Rhétorique nucléaire
Pour Jean-Pierre Maulny, ces derniers événements s'expliquent par l'arrivée imminente de Donald Trump à la Maison-Blanche, qui est "dans l'optique de mener les belligérants à la table de négociation. Chacun essaie donc de créer les meilleures conditions avant. Durant deux mois, l'Ukraine et la Russie s'amuseront à se faire peur".
Comme aujourd'hui. En répondant avec un missile balistique intercontinental, les Russes cherchent à montrer qu'ils sont proches de l'option du recours à des armes nucléaires. La nouvelle doctrine nucléaire russe a d'ailleurs été officialisée mardi pour élargir la possibilité d'utiliser des bombes atomiques : la Russie peut désormais y recourir en cas d'attaque "massive" par un pays non nucléarisé mais soutenu par une puissance nucléaire. Ce qui est exactement la situation de l'Ukraine, qui est notamment soutenue par les États-Unis, la France et le Royaume-Uni, trois puissances nucléaires.

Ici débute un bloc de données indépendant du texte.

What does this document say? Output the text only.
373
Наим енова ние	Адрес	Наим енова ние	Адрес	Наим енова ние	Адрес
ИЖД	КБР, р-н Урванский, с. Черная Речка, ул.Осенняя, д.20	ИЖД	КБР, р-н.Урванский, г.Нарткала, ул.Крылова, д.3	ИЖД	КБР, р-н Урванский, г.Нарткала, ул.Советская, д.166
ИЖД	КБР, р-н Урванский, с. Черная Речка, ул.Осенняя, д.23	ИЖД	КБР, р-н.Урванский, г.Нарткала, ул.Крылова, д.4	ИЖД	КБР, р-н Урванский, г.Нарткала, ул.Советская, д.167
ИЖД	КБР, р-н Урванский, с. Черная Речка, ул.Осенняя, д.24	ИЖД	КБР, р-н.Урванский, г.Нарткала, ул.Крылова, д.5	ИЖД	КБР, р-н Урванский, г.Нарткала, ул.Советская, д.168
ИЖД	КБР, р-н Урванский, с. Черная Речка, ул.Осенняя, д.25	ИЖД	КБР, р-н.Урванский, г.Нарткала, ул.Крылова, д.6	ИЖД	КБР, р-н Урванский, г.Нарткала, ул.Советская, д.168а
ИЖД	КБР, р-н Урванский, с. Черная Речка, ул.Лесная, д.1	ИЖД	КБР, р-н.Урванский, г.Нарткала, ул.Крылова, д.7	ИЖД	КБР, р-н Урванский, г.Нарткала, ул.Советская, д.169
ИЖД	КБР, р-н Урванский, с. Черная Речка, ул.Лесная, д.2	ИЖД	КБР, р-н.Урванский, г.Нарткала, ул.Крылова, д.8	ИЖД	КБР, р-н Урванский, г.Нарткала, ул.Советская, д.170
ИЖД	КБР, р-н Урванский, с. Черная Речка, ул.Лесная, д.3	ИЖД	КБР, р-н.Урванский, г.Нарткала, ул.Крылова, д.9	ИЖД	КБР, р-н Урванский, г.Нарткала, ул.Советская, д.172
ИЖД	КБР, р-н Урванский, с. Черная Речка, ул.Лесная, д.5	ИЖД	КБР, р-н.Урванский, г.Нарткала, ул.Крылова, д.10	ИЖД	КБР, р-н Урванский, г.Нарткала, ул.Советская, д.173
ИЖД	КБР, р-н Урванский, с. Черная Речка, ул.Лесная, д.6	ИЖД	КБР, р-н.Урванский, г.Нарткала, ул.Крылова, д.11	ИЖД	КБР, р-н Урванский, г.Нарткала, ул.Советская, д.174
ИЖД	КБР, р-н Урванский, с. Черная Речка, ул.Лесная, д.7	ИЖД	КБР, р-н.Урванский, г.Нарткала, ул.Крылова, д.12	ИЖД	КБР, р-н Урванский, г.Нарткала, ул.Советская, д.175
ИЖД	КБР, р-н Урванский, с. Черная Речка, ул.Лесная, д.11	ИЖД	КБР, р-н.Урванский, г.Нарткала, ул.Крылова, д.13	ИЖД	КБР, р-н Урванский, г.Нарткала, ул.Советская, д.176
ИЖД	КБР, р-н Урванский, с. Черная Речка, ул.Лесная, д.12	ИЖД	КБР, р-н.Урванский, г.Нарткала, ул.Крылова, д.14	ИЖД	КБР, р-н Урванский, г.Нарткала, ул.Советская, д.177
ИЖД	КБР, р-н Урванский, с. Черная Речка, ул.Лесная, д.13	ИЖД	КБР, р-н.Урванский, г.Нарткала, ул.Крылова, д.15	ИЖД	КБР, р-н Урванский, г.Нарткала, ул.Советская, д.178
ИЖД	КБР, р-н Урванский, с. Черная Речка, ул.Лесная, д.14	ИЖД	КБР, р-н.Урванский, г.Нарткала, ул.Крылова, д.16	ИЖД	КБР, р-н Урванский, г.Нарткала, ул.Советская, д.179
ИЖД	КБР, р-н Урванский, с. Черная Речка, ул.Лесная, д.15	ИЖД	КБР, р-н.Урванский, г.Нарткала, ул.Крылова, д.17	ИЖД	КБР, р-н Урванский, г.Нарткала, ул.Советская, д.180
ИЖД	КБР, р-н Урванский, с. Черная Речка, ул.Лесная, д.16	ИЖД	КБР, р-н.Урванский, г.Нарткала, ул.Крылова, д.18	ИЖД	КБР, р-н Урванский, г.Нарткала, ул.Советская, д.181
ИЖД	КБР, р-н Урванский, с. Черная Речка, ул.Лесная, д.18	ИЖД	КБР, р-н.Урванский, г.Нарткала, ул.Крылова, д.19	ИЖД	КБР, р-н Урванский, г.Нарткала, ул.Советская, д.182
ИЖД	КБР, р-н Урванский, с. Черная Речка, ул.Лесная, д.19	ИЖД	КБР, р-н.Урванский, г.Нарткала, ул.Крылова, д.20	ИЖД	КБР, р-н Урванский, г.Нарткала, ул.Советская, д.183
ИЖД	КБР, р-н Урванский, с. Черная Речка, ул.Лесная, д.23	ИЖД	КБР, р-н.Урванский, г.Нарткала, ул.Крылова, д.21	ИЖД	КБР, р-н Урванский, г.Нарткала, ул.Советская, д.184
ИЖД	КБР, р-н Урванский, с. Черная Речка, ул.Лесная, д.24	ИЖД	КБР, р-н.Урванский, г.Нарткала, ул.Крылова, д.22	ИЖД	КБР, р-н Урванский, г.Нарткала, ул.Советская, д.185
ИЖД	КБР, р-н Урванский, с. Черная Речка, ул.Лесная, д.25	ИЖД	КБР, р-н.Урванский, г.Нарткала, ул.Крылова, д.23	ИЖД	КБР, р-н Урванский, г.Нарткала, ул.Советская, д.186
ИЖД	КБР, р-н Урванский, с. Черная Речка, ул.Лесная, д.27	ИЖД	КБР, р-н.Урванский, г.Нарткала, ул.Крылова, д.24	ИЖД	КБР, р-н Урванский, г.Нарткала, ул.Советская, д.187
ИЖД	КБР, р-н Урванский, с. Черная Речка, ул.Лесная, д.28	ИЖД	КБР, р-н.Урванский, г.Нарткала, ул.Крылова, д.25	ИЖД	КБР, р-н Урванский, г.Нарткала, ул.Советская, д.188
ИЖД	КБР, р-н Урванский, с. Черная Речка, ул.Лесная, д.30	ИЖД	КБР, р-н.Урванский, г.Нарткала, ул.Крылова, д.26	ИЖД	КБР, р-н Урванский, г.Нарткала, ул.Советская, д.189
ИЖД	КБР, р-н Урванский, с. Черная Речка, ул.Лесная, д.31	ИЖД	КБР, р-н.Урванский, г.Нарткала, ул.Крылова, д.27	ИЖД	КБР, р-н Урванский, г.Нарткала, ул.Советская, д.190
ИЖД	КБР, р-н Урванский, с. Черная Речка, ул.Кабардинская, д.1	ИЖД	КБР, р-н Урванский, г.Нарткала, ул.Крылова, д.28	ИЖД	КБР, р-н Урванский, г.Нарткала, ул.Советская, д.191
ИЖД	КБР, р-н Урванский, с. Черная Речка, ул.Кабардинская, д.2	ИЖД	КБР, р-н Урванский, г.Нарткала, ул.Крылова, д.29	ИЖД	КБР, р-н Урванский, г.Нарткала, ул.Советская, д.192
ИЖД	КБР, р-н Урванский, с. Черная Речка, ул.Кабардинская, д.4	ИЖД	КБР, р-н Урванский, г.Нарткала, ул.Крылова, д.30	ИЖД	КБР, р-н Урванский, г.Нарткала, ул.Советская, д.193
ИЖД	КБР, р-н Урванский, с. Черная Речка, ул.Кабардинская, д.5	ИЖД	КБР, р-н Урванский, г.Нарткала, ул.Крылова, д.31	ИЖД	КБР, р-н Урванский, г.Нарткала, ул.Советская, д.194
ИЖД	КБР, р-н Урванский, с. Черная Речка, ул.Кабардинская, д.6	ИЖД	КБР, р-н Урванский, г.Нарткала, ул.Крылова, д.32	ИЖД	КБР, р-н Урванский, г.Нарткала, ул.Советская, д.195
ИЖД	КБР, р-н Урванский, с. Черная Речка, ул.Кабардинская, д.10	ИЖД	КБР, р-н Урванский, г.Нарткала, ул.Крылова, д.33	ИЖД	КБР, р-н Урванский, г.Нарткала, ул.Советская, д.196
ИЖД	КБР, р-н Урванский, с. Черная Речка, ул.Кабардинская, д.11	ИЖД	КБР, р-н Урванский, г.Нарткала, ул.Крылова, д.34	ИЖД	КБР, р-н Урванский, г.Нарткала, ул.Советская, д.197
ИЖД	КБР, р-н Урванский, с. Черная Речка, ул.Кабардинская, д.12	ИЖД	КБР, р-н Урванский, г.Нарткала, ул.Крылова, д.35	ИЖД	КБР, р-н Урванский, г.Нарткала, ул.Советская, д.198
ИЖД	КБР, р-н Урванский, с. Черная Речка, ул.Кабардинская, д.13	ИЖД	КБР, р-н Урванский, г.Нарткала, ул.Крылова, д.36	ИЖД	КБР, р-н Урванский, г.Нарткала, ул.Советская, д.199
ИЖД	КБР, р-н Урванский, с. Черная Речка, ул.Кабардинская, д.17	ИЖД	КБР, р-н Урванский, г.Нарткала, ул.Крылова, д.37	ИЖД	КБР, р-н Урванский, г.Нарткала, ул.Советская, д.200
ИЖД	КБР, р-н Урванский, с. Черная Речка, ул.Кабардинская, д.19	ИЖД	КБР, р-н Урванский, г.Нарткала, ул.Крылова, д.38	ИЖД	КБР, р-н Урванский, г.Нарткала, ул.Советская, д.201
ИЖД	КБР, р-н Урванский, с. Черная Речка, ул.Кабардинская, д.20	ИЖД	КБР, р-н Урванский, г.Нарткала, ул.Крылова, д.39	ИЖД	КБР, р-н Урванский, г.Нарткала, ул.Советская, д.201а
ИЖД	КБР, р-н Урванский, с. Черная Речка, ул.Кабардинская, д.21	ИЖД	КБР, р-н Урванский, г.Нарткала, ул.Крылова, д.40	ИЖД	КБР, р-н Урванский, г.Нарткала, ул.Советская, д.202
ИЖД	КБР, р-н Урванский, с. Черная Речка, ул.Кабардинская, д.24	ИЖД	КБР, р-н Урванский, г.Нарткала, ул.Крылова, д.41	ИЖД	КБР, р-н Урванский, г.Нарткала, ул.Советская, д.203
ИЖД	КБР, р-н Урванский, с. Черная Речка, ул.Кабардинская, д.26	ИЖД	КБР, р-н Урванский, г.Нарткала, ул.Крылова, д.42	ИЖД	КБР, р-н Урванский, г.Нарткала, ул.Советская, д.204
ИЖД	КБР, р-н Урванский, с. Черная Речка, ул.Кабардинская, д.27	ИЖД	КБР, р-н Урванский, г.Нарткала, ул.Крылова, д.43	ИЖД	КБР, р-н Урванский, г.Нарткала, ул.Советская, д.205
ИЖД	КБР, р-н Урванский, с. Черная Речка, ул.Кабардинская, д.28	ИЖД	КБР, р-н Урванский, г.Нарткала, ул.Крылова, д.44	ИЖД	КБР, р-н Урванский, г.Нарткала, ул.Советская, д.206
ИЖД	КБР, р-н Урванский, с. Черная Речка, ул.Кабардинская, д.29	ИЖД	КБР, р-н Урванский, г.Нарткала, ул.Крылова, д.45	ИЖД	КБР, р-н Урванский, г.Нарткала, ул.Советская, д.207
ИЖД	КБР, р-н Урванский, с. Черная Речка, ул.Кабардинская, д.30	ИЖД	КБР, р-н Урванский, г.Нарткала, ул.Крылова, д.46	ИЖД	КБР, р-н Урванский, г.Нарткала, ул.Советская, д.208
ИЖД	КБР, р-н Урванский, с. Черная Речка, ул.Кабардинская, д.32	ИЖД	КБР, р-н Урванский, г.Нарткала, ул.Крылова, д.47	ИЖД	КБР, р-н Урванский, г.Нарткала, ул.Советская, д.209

On n'aura a priori jamais de frappes massives de la part de l'Ukraine.
"Le texte parle de frappes massives de la part de l'Ukraine. Mais on n'en aura a priori jamais, tempère Jean-Pierre Maulny. D'abord, parce que ça coûte très cher. Ensuite, parce que les Ukrainiens viseront désormais surtout des cibles militaires stratégiques pour désorganiser la capacité de leur adversaire."
"Une doctrine publique, c'est un moyen de communication adressé à vos adversaires. Ce n'est pas un document contraignant pour vous-mêmes, ajoute l'officier français. Les Russes sont extrêmement frustrés de voir que leur chantage nucléaire vis-à-vis de l'Occident ne fonctionne pas. Certes, leur dissuasion nucléaire a permis d'éviter l'implication directe des Occidentaux dans le conflit. Et ça, ils le vivent comme un succès. Mais c'est un échec parce qu'ils n'ont pas réussi à intimider les Ukrainiens, ni à dissuader les Occidentaux d'aider Kiev."
Le porte-parole de la présidence russe, Dmitri Peskov, a quant à lui affirmé jeudi que la Russie ferait le "maximum d'efforts" pour éviter une guerre nucléaire… et qu'il espère que "d'autres pays" adopteraient également "cette posture responsable".